Balancing Financial Planning with Short Term Indulgences
I find that many client’s often frame their financial decisions too small. Rather than discuss everything that makes them tick, they leave out key details, like the need or desire for a car. Suddenly that need collides with the agreed upon plan. Had they identified the need for the car and been able to talk out their luxury desires, trade-offs could have been worked through prior this irrevocable decision. Working five more years might be fine to have the car now rather than later. However, that might have been far worse, especially in light of personal mental or physical health issues. Possibly a smaller version of the luxury car with more “cute features would have fed the self-expressive need and their related emotions.
Financial Emotions, Brand Names and Financial Advisor Credentials
Picking a financial advisor, wealth advisor or wealth coach (we are known by many terms) shouldn’t be based on emotion and self-expression. Your choice should be based on finding someone that understands how your emotions and self-expressive needs positively and negatively impact your decision. I have talked to many prospects, who tell me the brand name of the firm that their advisor works for, rather than tell me the name of the advisor. Somehow that should tell me how good that advisor is by the association to that brand. First, every firm potentially has their own Bernie Madoff amongst them. Second, man advisors are incentivized to be “asset gatherers” for their firms. Unfortunately, there is no J. D. Power judging the quality of their financial planning and wealth advice.

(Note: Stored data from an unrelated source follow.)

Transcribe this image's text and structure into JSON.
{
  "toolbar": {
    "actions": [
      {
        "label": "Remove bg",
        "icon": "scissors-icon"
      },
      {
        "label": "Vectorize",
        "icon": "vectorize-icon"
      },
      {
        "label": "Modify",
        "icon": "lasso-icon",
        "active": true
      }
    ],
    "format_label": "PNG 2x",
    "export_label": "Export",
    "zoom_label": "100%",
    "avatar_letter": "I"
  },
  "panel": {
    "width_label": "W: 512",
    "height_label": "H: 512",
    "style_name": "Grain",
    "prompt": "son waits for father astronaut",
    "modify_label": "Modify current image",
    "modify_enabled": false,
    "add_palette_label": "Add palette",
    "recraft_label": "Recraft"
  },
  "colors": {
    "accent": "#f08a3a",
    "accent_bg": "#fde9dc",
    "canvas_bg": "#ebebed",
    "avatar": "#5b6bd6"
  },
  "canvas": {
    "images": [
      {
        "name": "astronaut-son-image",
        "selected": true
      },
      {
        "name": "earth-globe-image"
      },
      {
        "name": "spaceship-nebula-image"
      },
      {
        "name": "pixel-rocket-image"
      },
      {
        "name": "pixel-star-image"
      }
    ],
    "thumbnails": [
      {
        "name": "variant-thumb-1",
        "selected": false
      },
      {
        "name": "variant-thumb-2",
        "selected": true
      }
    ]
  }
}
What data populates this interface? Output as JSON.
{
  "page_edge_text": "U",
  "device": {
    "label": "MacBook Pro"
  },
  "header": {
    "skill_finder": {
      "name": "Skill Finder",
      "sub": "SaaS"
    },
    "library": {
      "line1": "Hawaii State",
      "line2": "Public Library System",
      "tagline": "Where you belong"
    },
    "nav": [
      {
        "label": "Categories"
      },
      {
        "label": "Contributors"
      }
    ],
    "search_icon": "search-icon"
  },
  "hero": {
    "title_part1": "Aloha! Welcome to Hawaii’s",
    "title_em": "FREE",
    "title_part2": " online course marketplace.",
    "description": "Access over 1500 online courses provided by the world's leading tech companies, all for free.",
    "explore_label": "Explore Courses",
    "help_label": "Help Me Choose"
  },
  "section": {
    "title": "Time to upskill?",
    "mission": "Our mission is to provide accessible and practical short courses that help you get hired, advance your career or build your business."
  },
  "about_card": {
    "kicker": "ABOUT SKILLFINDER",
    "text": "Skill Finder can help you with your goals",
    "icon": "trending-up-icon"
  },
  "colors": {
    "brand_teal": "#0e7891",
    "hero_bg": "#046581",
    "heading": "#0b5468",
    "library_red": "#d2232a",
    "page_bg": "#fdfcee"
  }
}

Chicago Financial Advisor, Wealth Advisor and Wealth Coach
I recommend finding an advisor based on credentials such as CERTIFIED FINANCIAL PLANNER™, Chartered Retirement Planning Counselor and Accredited Investment Fiduciary rather than brand affiliation. Also, ask them if they are required by law to work in your best interest? They should say yes.
Once you have, talk to them about how they get to know you and what matters to you. Your values, desires and fears. This may require a test drive as you can’t find out everything immediately. Then you have found someone that understands, your utilitarian, self-expressive and emotional relationships with money. Now they will have the information to help keep you on track through the certainty of financial uncertainty.